In prior art it is known to deactivate cylinders in order to improve fuel efficiency and reduce emissions for internal combustion engines. The existing solutions may operate, and have their highest efficacy, at low engine load levels. One of the typical solutions is to deactivate half of the number of cylinders in an engine by deactivating both the intake and exhaust valves for those cylinders. By deactivating both the intake and exhaust valves the cylinder becomes fully deactivated. Such cylinder deactivation significantly decreases the fuel consumption and thereby the CO2 emission levels at certain load levels for internal combustion engines. Although the effect is only present at a limited RPM range cylinder deactivation as presented by the prior art has a positive overall effect on for example vehicles fuel consumption.
There are mainly two problems that commonly are addressed by cylinder deactivation systems which both affect the fuel consumption for internal combustion engines. The first problem is excessive amount of cylinder volume at certain RPM levels and load levels creating pumping losses when air is dragged into or exhaust are pushed out of the cylinders. The second problem is the relative slow combustion and heat release on low load levels. Cylinder deactivation addresses both those problems and thereby decreases fuel consumption both by reducing the pumping losses and by and increasing the combustion speed by reducing the cylinder volume.
The problem with pumping losses is present especially at low cylinder pressure and mainly due to the need to draw air in to the cylinders. Furthermore, low pressure in the cylinders of an internal combustion engine is associated with relatively high fuel consumption in relation to the power output due to higher energy required for the combustion reaction. By deactivating cylinders during low load levels, fewer cylinders are required to draw air from the intake manifold which means that the pumping losses as well as the total cylinder volume are decreased. The reduced pumping losses can for example be mainly achieved by keeping both the exhaust and intake valves closed creating a vacuum within the deactivated cylinder either above or below the piston. The vacuum is created above the piston when it moves downwards past its middle point and below the piston when it moves upwards. This creates a state where the piston will always strive to travel towards its middle position, which substantially eliminates the pumping losses.

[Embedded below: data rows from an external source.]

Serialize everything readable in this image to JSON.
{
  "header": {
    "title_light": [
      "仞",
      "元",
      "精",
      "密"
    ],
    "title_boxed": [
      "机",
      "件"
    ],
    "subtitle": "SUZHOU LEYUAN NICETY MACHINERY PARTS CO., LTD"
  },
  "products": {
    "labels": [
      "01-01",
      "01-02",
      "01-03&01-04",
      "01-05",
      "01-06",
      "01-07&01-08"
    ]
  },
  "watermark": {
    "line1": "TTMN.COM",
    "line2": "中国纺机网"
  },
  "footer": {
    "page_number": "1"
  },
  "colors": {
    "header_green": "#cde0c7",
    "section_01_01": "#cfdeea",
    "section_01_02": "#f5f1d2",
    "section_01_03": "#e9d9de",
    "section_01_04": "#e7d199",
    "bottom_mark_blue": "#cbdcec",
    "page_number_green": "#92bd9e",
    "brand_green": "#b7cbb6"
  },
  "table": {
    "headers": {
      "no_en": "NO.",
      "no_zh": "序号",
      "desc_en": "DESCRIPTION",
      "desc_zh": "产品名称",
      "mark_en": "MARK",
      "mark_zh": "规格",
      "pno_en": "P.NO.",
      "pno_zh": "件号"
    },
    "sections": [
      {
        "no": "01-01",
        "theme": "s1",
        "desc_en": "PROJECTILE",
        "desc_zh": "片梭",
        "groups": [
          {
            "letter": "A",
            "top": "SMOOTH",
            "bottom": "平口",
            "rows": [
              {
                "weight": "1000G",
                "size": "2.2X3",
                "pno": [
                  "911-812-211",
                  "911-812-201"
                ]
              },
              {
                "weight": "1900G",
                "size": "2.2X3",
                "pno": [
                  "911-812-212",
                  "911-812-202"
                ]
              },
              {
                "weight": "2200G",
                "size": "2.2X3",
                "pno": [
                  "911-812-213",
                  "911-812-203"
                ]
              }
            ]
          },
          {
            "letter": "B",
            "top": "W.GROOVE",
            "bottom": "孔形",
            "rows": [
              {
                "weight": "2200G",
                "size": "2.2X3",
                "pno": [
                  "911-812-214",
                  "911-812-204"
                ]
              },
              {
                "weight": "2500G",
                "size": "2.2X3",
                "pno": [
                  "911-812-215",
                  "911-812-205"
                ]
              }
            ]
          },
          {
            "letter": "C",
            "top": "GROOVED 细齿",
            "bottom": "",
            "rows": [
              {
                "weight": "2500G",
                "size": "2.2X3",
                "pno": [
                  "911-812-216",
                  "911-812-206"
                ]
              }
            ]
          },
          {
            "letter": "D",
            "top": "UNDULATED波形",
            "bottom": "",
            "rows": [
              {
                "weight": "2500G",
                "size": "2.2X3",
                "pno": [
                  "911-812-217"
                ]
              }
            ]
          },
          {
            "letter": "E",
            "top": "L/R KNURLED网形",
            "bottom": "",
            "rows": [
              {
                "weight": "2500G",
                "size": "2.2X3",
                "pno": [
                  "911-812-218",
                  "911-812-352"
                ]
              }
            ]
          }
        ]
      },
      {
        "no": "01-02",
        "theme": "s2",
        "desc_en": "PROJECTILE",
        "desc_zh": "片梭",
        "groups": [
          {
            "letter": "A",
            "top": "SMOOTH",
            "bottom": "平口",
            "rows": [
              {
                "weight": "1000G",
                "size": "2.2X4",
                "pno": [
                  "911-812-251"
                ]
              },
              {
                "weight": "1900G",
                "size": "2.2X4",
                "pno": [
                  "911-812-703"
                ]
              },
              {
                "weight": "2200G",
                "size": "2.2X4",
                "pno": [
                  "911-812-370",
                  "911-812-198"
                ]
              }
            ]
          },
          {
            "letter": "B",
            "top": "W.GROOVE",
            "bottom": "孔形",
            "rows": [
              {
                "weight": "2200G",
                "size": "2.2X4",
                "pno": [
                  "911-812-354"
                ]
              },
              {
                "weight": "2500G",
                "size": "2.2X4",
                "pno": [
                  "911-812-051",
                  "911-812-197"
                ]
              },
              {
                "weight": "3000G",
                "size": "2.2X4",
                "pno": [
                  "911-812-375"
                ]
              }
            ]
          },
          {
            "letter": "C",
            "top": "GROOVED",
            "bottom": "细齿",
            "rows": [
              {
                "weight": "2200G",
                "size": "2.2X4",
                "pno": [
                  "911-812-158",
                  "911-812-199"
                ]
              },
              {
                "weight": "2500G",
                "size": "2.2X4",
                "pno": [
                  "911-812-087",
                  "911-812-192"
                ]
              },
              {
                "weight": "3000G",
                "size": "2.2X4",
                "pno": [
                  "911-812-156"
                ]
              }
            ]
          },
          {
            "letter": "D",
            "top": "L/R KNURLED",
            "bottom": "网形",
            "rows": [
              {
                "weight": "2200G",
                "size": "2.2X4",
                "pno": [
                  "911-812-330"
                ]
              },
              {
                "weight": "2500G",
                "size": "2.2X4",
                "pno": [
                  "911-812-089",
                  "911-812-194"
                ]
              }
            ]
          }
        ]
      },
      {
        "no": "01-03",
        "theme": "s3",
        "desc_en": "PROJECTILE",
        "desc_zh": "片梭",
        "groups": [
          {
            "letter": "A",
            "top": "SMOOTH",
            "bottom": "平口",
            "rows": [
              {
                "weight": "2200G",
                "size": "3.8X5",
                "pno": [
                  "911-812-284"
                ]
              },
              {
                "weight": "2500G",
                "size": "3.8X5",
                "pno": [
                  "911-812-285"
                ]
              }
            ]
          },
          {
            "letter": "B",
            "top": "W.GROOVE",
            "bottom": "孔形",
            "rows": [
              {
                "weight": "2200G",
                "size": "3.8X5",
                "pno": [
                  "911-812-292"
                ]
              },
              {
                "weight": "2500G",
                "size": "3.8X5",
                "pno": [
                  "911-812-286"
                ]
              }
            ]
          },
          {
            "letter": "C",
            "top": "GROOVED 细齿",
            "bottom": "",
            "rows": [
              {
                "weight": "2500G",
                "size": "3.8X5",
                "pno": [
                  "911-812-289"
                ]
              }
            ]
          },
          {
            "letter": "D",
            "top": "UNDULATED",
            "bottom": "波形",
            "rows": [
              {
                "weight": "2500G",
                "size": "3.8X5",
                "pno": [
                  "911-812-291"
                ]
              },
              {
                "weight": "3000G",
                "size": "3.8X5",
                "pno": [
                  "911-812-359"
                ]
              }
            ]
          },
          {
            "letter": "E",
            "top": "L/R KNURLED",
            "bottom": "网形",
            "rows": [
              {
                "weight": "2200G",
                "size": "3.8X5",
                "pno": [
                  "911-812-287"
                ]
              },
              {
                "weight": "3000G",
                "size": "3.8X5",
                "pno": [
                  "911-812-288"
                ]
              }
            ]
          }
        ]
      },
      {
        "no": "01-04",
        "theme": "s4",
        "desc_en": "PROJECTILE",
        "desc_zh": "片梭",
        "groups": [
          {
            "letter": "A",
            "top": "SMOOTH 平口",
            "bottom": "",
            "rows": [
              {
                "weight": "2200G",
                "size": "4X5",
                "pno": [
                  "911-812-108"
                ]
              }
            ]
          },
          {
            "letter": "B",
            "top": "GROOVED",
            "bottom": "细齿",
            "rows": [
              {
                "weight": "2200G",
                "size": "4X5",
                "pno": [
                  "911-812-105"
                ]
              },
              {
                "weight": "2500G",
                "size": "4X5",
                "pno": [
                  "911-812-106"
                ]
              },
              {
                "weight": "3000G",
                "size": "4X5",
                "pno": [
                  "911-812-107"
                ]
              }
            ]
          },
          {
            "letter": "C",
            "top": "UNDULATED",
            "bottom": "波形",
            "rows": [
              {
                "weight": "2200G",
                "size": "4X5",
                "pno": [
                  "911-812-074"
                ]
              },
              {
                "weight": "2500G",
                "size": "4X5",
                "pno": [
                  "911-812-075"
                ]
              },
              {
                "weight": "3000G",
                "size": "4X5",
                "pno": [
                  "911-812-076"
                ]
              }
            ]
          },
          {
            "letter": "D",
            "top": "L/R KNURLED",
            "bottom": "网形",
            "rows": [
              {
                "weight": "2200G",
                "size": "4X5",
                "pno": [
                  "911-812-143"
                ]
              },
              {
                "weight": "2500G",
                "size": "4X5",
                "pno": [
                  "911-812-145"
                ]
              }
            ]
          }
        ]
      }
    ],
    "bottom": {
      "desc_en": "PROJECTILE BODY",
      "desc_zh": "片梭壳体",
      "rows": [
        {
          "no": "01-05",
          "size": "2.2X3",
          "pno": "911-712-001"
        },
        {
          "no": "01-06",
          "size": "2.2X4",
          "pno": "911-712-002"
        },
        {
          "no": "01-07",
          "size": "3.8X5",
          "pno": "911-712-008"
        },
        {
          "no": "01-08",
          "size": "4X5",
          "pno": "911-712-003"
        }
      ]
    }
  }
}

The conventional solution for cylinder deactivation uses systems with two states where cylinders might be either active or inactive. This is achieved with valves that have either one or two lifting levels each, for example cylinder one might have one lifting level while cylinder two might have two lifting levels. Lifting levels can also be referred to as modes. The lifting levels in such solutions are the same for all cylinders.
Valves with two modes present multiple benefits and is an option presented in prior art. Although two lifting levels is an option it would be beneficial to provide additional lifting levels in order to save even more fuel and decrease emissions. The idea with this is to provide the possibility of utilizing more than two cylinder deactivation states. If valves with more than two lifting levels are used multiple states can be used creating a more dynamic cylinder deactivation.
The problem that prior art solutions encounter when trying to provide more than two states is that equipping each valve with more than two lifting levels present problems with lubricants, seals, cost and space within the engine and the engine bay. For example, in a solution utilizing cam profiles, two lifting levels can be achieved by two cam profiles, which take less space than for example three cam profiles. Thereby, the problem with the current solution is that, although significant fuel savings can be achieved, the methods applicability range, i.e., the RPM range where cylinder deactivation is applicable, is limited due to the limitation to two states and two lifting levels. States are modes of cylinder deactivation that the engine can be set to, i.e., a state of cylinder valve settings that allows for different properties. In order to accomplish more than two states and thereby increase the applicability range the prior art presents solutions utilizing electrical valves. Electrical valves have been used that provides step-less opening options for each valve individually thereby enabling more than two lifting levels and multiple states. However, those solutions are expensive and require advanced engine control units to operate.
With the above problems and solutions in mind it would therefore be advantageous to provide a cylinder deactivation arrangement for an internal combustion engine that can be utilized at an extended RPM range without increasing the complexity of each valve arrangement.